What is the Book-to-Bill Ratio?

A company's book-to-bill ratio measures the company's number of outstanding orders as compared with the number of shipped or fulfilled orders. The book-to-bill ratio is a valuable tool for measuring the strength of the technology sector.

How Does the Book-to-Bill Ratio Work?

A company's book-to-bill ratio measures the company’s ability to fulfill client orders. Therefore, a company that can fulfill its orders at the pace at which orders arrive would have a book-to bill ratio of 1.

To illustrate, suppose Company E receives 200 orders (booked) for widgets. Company E subsequently ships widgets for all 200 orders (billed). Expressed as a fraction, the book-to-bill ratio is 200 (booked)/200 (billed) or 1.

Why Does the Book-to-Bill Ratio Matter?

Manufacturing companies receive a certain number of orders for their products. Based on production and shipping methods, companies fulfill orders at a certain pace; this can be particularly lengthy for companies in the high-tech industry.

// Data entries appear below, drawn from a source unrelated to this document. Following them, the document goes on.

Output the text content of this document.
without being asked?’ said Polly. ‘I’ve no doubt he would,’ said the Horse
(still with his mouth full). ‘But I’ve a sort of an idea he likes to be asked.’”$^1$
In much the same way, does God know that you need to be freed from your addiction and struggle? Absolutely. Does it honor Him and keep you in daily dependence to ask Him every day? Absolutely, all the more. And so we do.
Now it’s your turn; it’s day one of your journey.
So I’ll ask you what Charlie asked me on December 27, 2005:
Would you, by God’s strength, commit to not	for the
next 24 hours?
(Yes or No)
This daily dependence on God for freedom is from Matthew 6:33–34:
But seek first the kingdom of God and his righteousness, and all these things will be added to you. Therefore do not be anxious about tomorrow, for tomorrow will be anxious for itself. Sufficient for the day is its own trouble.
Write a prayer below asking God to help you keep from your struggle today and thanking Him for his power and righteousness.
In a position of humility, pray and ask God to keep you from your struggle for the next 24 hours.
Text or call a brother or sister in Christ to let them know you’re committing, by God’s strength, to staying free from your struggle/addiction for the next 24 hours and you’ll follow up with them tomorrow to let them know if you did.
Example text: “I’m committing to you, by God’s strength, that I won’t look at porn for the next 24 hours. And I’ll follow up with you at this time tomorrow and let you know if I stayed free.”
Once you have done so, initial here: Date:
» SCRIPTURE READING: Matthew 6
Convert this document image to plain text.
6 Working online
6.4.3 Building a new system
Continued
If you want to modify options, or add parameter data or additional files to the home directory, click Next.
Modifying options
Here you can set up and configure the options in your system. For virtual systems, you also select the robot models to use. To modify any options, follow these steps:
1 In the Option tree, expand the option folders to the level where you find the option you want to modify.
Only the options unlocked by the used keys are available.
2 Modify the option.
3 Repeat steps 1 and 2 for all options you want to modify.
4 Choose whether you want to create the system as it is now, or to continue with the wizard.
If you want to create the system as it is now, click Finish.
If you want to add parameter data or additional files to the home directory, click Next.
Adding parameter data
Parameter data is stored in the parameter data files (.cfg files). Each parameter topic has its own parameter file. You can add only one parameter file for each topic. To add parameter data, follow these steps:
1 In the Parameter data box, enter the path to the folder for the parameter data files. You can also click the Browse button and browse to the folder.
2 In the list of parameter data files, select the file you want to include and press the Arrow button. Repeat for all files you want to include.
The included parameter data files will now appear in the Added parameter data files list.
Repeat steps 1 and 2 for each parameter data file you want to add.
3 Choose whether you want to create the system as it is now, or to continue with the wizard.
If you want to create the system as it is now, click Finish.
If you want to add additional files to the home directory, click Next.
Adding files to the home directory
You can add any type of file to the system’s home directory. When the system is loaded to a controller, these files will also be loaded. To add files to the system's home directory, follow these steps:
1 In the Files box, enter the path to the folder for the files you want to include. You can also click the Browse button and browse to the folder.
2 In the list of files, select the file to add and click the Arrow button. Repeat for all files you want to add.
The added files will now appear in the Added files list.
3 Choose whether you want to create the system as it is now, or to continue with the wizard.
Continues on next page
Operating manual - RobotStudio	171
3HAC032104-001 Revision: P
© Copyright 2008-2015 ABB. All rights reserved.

The book-to-bill ratio reflects this pace in relation to the volume of client orders and indicates two things.

The book-to-bill ratio indicates how fast a company can satisfy demand for its products. It may indicate, therefore, that a company is under-selling their product (a ratio of less than 1). It may also indicate that a company needs to invest in speeding up their production and or shipping processes (a ratio of greater than 1) to meet demand. A company that is able to fulfill orders as they arrive (a ratio of 1), on the other hand, can be said to be delivering quality service to their clients by fulfilling orders in a timely manner.